Crónica

Dou por mim de novo a vestir aquele kispo e a fazer o velho caminho inclinado no ar gelado único do vale em que cresci, em acelerada e paralisante expectativa; sou de novo o pequeno embrulho branco guiado por aquela mão forte: e, num só instante que parece eterno, rendo-me ao familiar misto de nostalgia e falta a que, neste pequeno rectângulo à beira-mar plantado, nos habituámos a chamar a mais bela palavra: saudade.

Há coisas que, por motivos misteriosos, nunca esquecemos. Critério complexo ou aleatoriedade, não sei, nem a ciência o sabe ao certo; mas a verdade é que informação que desejamos activamente recordar nos foge frequentemente por entre os dedos da mente, enquanto momentos e pormenores aos quais não conseguimos sequer atribuir qualquer impacto óbvio se colam a nós para sempre, para melhor ou para pior.

Lembro-me como se fosse ontem da forma como a minha mãe me preparou para o meu primeiro dia na “escola dos grandes” (era assim que, na primária, chamávamos ao humilde conjunto de edifícios para onde iríamos no 5.º ano, e que nos parecia tão desproporcionalmente avassalador: “a escola dos grandes”). Lembro-me da cor do kispo que apertou com força à volta do meu coração assustado: talvez, num instinto irracional de mãe, para o impedir de saltar para fora; lembro-me das folhas que, no chão, anunciavam pesadamente o Outono, em tons castanhos atenuados por gotas de chuva passada; lembro-me, acima de tudo, da mão forte do meu pai na minha, uma para sempre tão maior do que a outra. Reconhecia aquele aperto; era o mesmo que me dava quando me levava ao dentista, ou quando eu me magoava, ou noutras alturas – tão raras, pobre velha alma a minha – em que eu me permitia ser parecida com a minha idade e, por algum motivo, tinha medo. Era um aperto quente, firme; um aperto que mantinha o mundo no sítio e não me deixava chorar.

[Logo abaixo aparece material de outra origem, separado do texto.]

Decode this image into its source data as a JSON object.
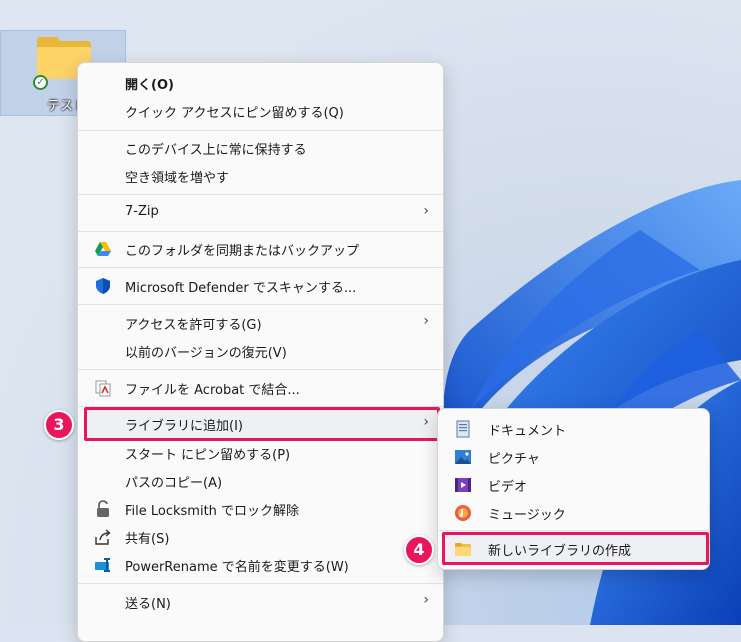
{
  "desktop": {
    "icon_label": "テスト"
  },
  "context_menu": {
    "items": [
      {
        "label": "開く(O)"
      },
      {
        "label": "クイック アクセスにピン留めする(Q)"
      },
      {
        "label": "このデバイス上に常に保持する"
      },
      {
        "label": "空き領域を増やす"
      },
      {
        "label": "7-Zip"
      },
      {
        "label": "このフォルダを同期またはバックアップ"
      },
      {
        "label": "Microsoft Defender でスキャンする..."
      },
      {
        "label": "アクセスを許可する(G)"
      },
      {
        "label": "以前のバージョンの復元(V)"
      },
      {
        "label": "ファイルを Acrobat で結合..."
      },
      {
        "label": "ライブラリに追加(I)"
      },
      {
        "label": "スタート にピン留めする(P)"
      },
      {
        "label": "パスのコピー(A)"
      },
      {
        "label": "File Locksmith でロック解除"
      },
      {
        "label": "共有(S)"
      },
      {
        "label": "PowerRename で名前を変更する(W)"
      },
      {
        "label": "送る(N)"
      }
    ],
    "chevron": "›"
  },
  "submenu": {
    "items": [
      {
        "label": "ドキュメント"
      },
      {
        "label": "ピクチャ"
      },
      {
        "label": "ビデオ"
      },
      {
        "label": "ミュージック"
      },
      {
        "label": "新しいライブラリの作成"
      }
    ]
  },
  "annotations": {
    "step3": "3",
    "step4": "4",
    "highlight_color": "#e8175d"
  },
  "icons": [
    "folder-icon",
    "sync-check-icon",
    "google-drive-icon",
    "defender-shield-icon",
    "acrobat-icon",
    "lock-icon",
    "share-icon",
    "powerrename-icon",
    "documents-icon",
    "pictures-icon",
    "videos-icon",
    "music-icon",
    "new-library-icon"
  ]
}
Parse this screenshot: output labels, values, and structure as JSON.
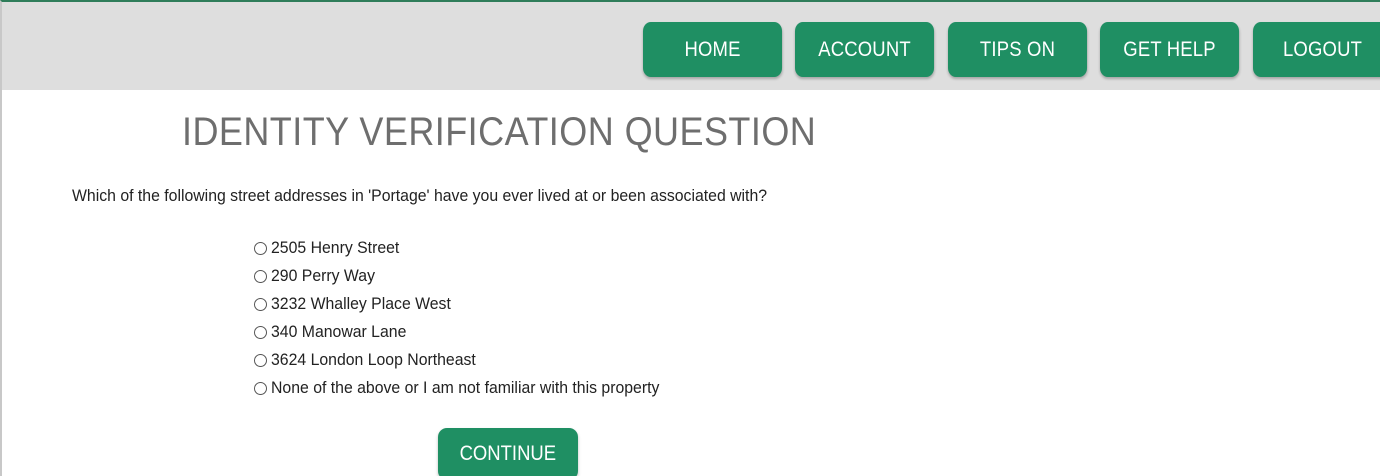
{
  "nav": {
    "home": "HOME",
    "account": "ACCOUNT",
    "tips": "TIPS ON",
    "help": "GET HELP",
    "logout": "LOGOUT"
  },
  "page": {
    "title": "IDENTITY VERIFICATION QUESTION",
    "question": "Which of the following street addresses in 'Portage' have you ever lived at or been associated with?"
  },
  "options": [
    {
      "label": "2505 Henry Street",
      "selected": false
    },
    {
      "label": "290 Perry Way",
      "selected": false
    },
    {
      "label": "3232 Whalley Place West",
      "selected": false
    },
    {
      "label": "340 Manowar Lane",
      "selected": false
    },
    {
      "label": "3624 London Loop Northeast",
      "selected": false
    },
    {
      "label": "None of the above or I am not familiar with this property",
      "selected": false
    }
  ],
  "actions": {
    "continue": "CONTINUE"
  },
  "colors": {
    "accent": "#1f8f63",
    "topbar": "#dedede",
    "title": "#6e6e6e"
  }
}
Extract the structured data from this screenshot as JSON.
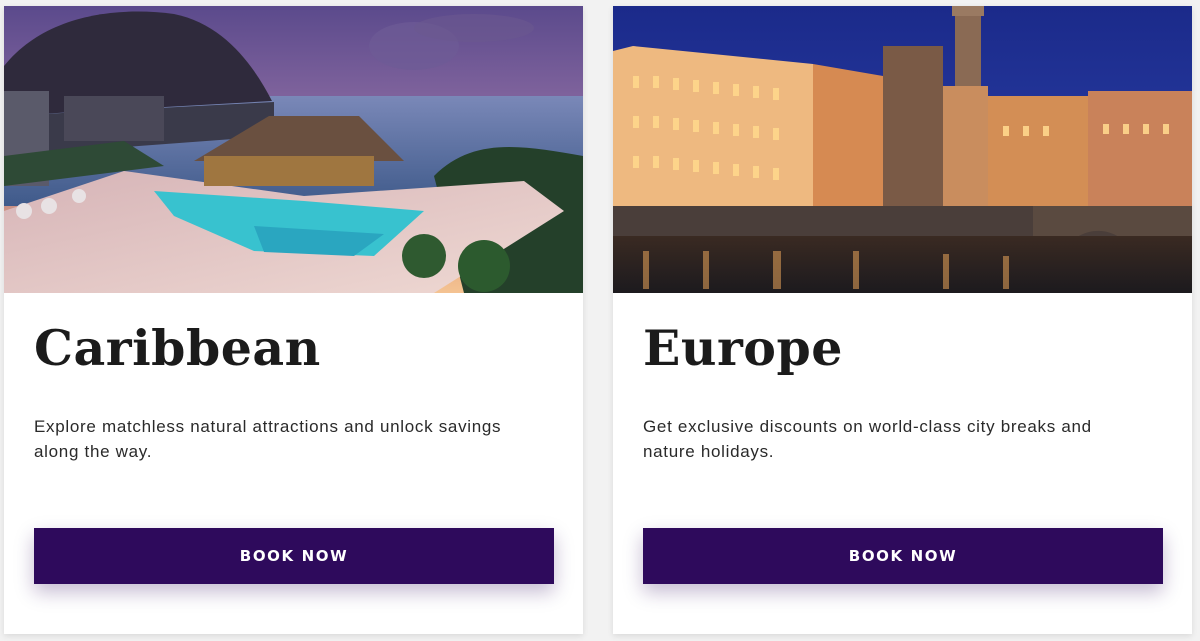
{
  "cards": [
    {
      "title": "Caribbean",
      "description": "Explore matchless natural attractions and unlock savings along the way.",
      "cta_label": "BOOK NOW",
      "image_subject": "resort-pool-sunset"
    },
    {
      "title": "Europe",
      "description": "Get exclusive discounts on world-class city breaks and nature holidays.",
      "cta_label": "BOOK NOW",
      "image_subject": "city-river-night"
    }
  ],
  "colors": {
    "page_background": "#f2f2f2",
    "card_background": "#ffffff",
    "button_background": "#2e0a5c",
    "button_text": "#ffffff",
    "title_text": "#1b1b1b",
    "body_text": "#2a2a2a"
  }
}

Ainda hoje, quando me encontro perante decisões que me obrigam a questionar e definir a minha identidade, dou por mim a lembrar-me desse calor incondicional dos pais que me puseram no mundo, da inocência que já foi e não volta mais. Dou por mim de novo a vestir aquele kispo e a fazer o velho caminho inclinado no ar gelado único do vale em que cresci, em acelerada e paralisante expectativa; sou de novo o pequeno embrulho branco guiado por aquela mão forte: e, num só instante que parece eterno, rendo-me ao familiar misto de nostalgia e falta a que, neste pequeno rectângulo à beira-mar plantado, nos habituámos a chamar a mais bela palavra: saudade. Saudade de achar assustador aquele pobre edifício de uma pequena cidade – saudade de não o saber apenas um pobre edifício de uma pequena cidade –, quase tanto como saudade dos nadas ingénuos que me faziam feliz; saudade, enfim, do cheiro da infância, dessa fragrância indefinida que acredito que todos conhecemos: numa essência variável de alma para alma, talvez, mas sempre salpicada pela mesma doçura.

E, mais do que tudo, talvez mais do que tudo na vida, saudade daquele aperto, o literal e o metafórico, e das duas pessoas ao meu lado que, com ele, mantinham o meu mundo no sítio. Ao fim de todos estes anos, por mais que alcance e conquiste pelos meus pés e com o meu fogo, ainda inicio cada viagem tirando um momento para respirar fundo e perceber, sempre pela primeira vez, que há caminhos que tenho de fazer sozinha, independentemente da distância, da inclinação, do frio. Do medo. Por vezes, porém, o mais pequeno fantasma daquela criança, daquele vulto pequenino embrulhado em ansiedade e expectativa, surge num dos lados da encruzilhada, e oiço-o dizer, numa voz que é a minha: “Não é isto que tu és; não foi por isto que foste feita; não foi para isto que foste criada, amada; lembra-te; lembra-te”. E, tão simplesmente assim, escolho novamente quem sou, e percebo que, afinal, o velho aperto ainda me mantém no sítio: para sempre, em mim.

Sim, há memórias que nos ficam para sempre — ou talvez sejamos nós que lhes ficamos.